THE TWIST: The research teams must find an angle on the company that gives heft to their recommendation. “It’s very deep-dive digging into the nuts and bolts of how companies work,” says Rasiel. “We try to see what we can identify that others haven’t.” So, students must push themselves to find creative analytical approaches. Last spring, for instance, one team compared under Armour athletic wear to Nike athletic wear by polling 100 Duke athletes about the quality of UA’s apparel, its wicking qualities versus Nike’s products, its brand image, and whether the company’s focus on lacrosse teams has paid off. Goodner grills each team on its investment theses, just as would happen in the real world; the class votes on the strongest presentation. “They’ve got to prove their story is a good one,” says Rasiel.
ASSIGNMENT LIST: Author Michael Lewis’ acclaimed work The Big Short is required reading, punctuating the course’s emphasis on experience beyond the usual classroom. “It’s one of the more insightful books about the credit crisis that led to the economic downturn in 2008, from which our economy is still recovering,” says Rasiel. “The other books on the reading list are primarily about hedge funds, but one cannot fully understand the hedge-fund industry without putting it in the perspective of the overall economic environment.”

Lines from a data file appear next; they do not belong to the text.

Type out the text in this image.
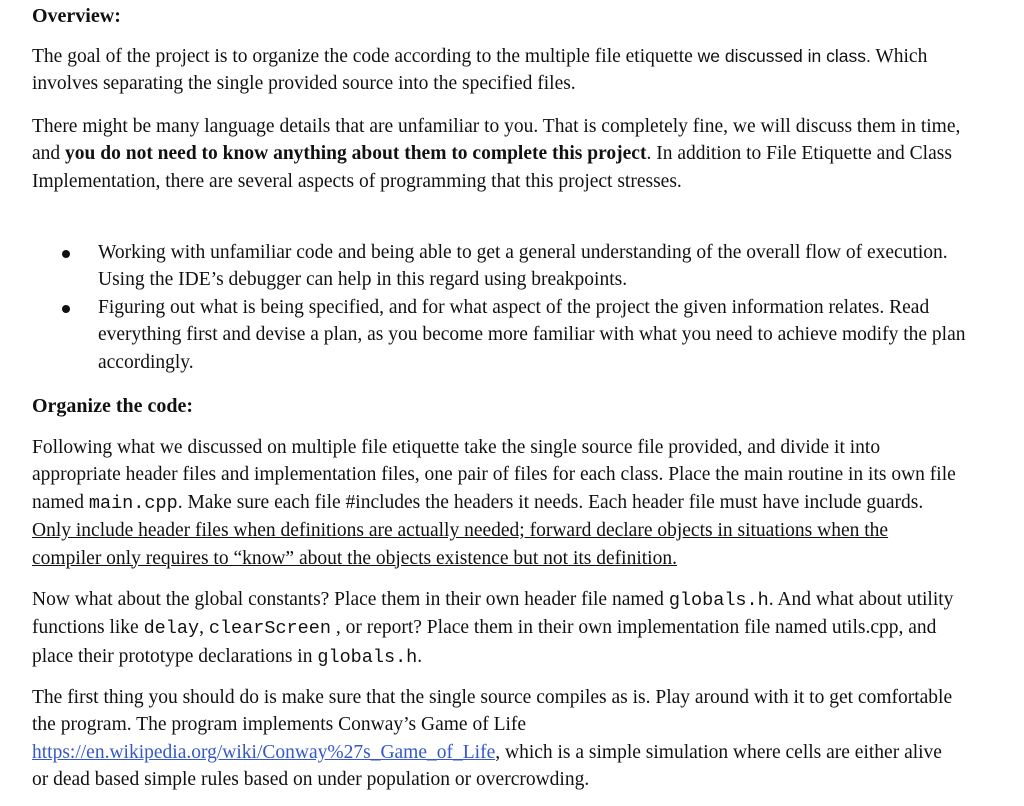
Overview:

The goal of the project is to organize the code according to the multiple file etiquette we discussed in class. Which involves separating the single provided source into the specified files.

There might be many language details that are unfamiliar to you. That is completely fine, we will discuss them in time, and you do not need to know anything about them to complete this project. In addition to File Etiquette and Class Implementation, there are several aspects of programming that this project stresses.

Working with unfamiliar code and being able to get a general understanding of the overall flow of execution. Using the IDE’s debugger can help in this regard using breakpoints.
Figuring out what is being specified, and for what aspect of the project the given information relates. Read everything first and devise a plan, as you become more familiar with what you need to achieve modify the plan accordingly.
Organize the code:

Following what we discussed on multiple file etiquette take the single source file provided, and divide it into appropriate header files and implementation files, one pair of files for each class. Place the main routine in its own file named main.cpp. Make sure each file #includes the headers it needs. Each header file must have include guards. Only include header files when definitions are actually needed; forward declare objects in situations when the compiler only requires to “know” about the objects existence but not its definition.

Now what about the global constants? Place them in their own header file named globals.h. And what about utility functions like delay, clearScreen , or report? Place them in their own implementation file named utils.cpp, and place their prototype declarations in globals.h.

The first thing you should do is make sure that the single source compiles as is. Play around with it to get comfortable the program. The program implements Conway’s Game of Life https://en.wikipedia.org/wiki/Conway%27s_Game_of_Life, which is a simple simulation where cells are either alive or dead based simple rules based on under population or overcrowding.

WHAT YOU MISSED: Perhaps some good investor information. After their time in the class is long over, students watch the stock market and talk with Goodner about the prescience of their research. “Teaching this class has been reinvigorating in many ways for me and has provided me with fresh perspectives on some stocks I thought I already knew well,” says Goodner. “The Duke students use social media in ways I hadn’t imagined, which in some cases has provided very unique investment insights.”